It’s less than a mile from the old Bongo Club to the Edinburgh International Festival HQ at the Hub, but in cultural terms, it’s light years. Tonight, Young Fathers complete that journey in triumphant fashion. The boys from the Bongo’s hip-hop night are now the men centre stage for the Festival. “I’m ‘a take a shit in your palace,” they sing on Low. This could have felt like that: hip-hop taking the opportunity to plant a stinky one right in the heart of the cultural establishment, a two-fingered salute. It doesn’t. If the Edinburgh International Festival is Scotland’s cultural gateway to the world, staking the country’s claim to international arts significance, Young Fathers show they’re game for it, as much as any ballet, theatre or opera company ever could.
The acoustics of the Hub turn their sound swampy and close. It might not be an intentional effect but it works. Vein-poppingly intense vocals are backed by hard, thumping drums, with strobe lights hammering the point home. Kayus Bankole strips to the waist, Alloysious Massaquoi pounds the crap out of a stagefront floor tom, ‘G’ Hastings shouts to the rafters when he’s not knob-twiddling. It’s intense. The organ hook of Rain Or Shine is perfectly at home in this old Church of Scotland building, and imprints itself on the brain long after the gig. Get Up is resplendent. Old Rock ‘n’ Roll has the place throbbing.

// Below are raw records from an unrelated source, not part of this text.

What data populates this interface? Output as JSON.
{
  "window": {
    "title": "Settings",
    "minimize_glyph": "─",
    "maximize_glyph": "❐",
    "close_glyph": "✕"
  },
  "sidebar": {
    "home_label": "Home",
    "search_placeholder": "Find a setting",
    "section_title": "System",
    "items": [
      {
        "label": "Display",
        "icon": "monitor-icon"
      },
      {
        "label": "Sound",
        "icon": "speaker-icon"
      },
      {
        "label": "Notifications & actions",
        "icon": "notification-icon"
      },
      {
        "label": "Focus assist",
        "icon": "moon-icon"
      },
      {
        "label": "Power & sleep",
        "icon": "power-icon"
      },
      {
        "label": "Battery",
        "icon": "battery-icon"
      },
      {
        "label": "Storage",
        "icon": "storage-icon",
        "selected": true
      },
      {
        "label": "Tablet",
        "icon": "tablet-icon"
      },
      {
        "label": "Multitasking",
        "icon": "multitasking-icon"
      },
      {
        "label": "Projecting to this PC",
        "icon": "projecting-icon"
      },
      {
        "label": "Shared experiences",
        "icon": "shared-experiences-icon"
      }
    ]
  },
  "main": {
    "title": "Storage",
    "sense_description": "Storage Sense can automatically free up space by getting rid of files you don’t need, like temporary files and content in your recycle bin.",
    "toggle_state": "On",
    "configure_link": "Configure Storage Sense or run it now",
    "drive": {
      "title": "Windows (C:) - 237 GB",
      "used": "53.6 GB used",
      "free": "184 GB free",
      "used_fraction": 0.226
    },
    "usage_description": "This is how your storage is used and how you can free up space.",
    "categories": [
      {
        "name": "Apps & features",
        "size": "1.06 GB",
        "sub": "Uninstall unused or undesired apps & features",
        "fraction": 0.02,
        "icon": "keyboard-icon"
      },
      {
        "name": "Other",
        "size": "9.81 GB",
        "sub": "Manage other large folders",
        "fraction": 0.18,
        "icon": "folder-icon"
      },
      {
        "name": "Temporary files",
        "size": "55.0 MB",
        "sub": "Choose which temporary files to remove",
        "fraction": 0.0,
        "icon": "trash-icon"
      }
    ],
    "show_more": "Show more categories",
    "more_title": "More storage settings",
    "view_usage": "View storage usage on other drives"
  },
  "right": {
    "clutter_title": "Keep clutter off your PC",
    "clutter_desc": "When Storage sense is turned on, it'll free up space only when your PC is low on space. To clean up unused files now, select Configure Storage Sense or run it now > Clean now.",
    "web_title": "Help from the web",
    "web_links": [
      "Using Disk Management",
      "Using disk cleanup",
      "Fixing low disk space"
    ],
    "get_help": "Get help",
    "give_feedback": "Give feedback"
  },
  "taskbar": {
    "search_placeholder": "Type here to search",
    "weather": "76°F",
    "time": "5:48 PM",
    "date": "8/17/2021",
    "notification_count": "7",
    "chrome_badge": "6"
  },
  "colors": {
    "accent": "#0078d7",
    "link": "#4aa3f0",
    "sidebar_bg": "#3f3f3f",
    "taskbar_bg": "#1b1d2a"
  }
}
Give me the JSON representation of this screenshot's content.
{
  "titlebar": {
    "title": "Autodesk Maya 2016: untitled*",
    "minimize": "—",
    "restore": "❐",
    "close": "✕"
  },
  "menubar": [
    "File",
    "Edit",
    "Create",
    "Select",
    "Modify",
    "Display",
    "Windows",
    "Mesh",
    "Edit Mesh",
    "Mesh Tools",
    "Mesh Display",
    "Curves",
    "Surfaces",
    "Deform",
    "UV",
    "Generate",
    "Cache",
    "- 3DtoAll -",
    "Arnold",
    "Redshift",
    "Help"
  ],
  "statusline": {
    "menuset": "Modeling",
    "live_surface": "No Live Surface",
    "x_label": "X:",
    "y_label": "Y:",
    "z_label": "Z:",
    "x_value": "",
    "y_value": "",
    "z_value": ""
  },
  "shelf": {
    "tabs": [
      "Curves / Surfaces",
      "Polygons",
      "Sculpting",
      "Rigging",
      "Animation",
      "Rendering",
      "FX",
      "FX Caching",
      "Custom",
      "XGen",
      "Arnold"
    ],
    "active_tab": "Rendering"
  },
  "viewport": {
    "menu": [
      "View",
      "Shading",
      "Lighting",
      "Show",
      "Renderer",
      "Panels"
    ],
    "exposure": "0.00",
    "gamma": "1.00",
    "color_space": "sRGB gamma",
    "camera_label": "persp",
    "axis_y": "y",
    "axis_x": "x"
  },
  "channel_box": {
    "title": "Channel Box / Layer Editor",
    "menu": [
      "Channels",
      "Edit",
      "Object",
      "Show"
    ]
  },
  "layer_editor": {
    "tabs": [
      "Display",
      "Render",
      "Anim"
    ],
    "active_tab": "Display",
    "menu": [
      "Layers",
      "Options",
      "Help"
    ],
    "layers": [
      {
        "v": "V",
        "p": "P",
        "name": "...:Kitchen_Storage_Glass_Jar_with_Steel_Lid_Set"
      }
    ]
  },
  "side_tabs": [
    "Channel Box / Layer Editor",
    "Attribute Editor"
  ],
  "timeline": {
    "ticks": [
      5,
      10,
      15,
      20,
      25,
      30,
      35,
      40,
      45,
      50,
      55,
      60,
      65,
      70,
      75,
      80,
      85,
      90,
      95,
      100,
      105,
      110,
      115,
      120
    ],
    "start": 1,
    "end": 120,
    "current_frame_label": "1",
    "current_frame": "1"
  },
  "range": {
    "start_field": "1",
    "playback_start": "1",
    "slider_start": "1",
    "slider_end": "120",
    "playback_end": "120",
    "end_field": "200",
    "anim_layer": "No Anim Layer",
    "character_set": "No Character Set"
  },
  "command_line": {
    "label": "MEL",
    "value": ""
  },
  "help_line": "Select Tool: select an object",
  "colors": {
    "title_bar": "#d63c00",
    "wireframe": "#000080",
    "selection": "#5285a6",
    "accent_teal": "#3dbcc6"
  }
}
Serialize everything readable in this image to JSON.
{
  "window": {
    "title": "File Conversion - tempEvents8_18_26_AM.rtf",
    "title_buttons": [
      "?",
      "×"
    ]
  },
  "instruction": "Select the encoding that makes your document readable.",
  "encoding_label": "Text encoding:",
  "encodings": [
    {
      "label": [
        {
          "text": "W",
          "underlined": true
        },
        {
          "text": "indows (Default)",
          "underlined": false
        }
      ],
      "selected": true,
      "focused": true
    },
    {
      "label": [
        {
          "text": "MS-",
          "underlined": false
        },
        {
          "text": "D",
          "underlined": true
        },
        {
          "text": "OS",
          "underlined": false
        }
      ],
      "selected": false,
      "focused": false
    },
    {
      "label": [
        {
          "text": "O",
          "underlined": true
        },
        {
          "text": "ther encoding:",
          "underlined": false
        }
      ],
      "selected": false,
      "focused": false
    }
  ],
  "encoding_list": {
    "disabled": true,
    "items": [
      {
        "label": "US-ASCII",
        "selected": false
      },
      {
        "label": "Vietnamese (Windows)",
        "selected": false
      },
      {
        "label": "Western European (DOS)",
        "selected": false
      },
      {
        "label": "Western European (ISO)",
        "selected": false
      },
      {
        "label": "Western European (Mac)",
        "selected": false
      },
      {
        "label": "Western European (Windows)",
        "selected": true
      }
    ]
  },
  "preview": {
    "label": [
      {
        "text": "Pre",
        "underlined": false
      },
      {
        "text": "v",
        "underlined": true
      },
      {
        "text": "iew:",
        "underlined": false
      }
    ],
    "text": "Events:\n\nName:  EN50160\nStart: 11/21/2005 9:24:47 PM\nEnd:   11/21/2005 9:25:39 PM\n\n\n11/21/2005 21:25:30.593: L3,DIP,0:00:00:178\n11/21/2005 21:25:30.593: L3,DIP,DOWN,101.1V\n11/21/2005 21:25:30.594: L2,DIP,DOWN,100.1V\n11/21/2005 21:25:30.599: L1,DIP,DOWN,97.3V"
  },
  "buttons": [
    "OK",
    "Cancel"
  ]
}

The crowd are rapturous throughout too. ‘This is a new one!’ is rarely a welcome shout from the stage. Here, it gets half the crowd whooping. And the new one proves a stonker too, lyrics about what only God knows adding verbal depth to musical muscle.
They leave at their peak to a squall of white noise, after some mainly unintelligible but no doubt unarguable shout-outs about us all being migrants. They might not say much, but the music does a lot of talking. This is a joyous evening.